Onder deze benaming bestaan er gewoonten bij de Drenthenaren, welke uitsluitend tot het jeugdige geslacht behooren: beide instellingen zijn hoofdzakelijk aan vrolijkheid gewijs, doch aan de spinmalen is tevens een weldadig doel verbonden en zij staan, in dit opzigt, gelijk met de zoogenoemde aardappel- en vlasmalen.
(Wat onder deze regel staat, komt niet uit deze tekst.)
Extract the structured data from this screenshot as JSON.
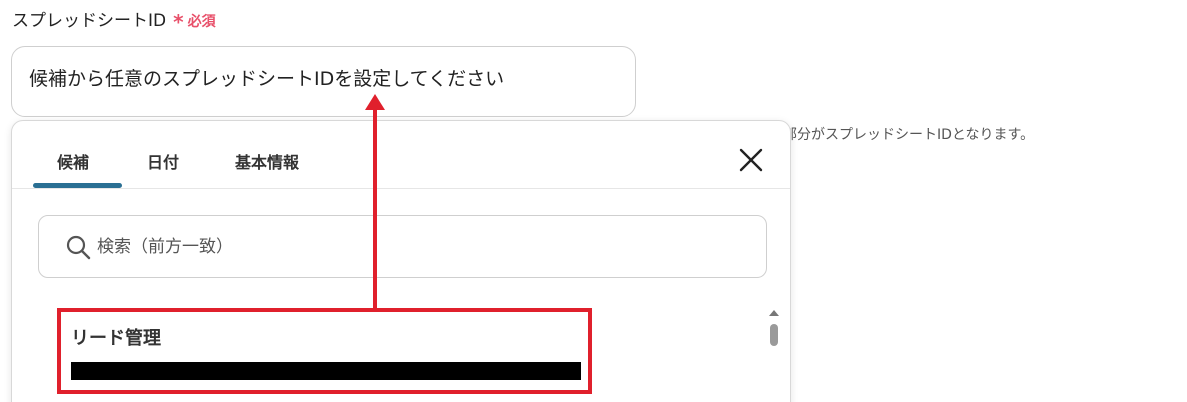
{
  "field": {
    "label": "スプレッドシートID",
    "required_mark": "*",
    "required_text": "必須"
  },
  "main_input": {
    "placeholder": "候補から任意のスプレッドシートIDを設定してください"
  },
  "hint": {
    "text": "部分がスプレッドシートIDとなります。"
  },
  "popup": {
    "tabs": [
      {
        "label": "候補",
        "active": true
      },
      {
        "label": "日付",
        "active": false
      },
      {
        "label": "基本情報",
        "active": false
      }
    ],
    "search": {
      "placeholder": "検索（前方一致）"
    },
    "items": [
      {
        "title": "リード管理"
      }
    ]
  },
  "colors": {
    "required": "#e8506a",
    "tab_indicator": "#2a6f93",
    "highlight": "#e0202c"
  },
  "icons": {
    "close": "close-icon",
    "search": "search-icon"
  }
}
De spinmalen worden door de mingegoeden aangerigt, om hun vlas tot garen gesponnen te krijgen, waartoe de meisjes uit het geheele dorp genoodigd worden. De zoogenoemde spinderijen zijn eigenlijk niets anders, dan meisjes visites en worden door de ongehuwden aangerigt. Beide worden door de jongelingen, die vroegtijdig genoeg van deze zamenkomsten kennis dragen, bezocht.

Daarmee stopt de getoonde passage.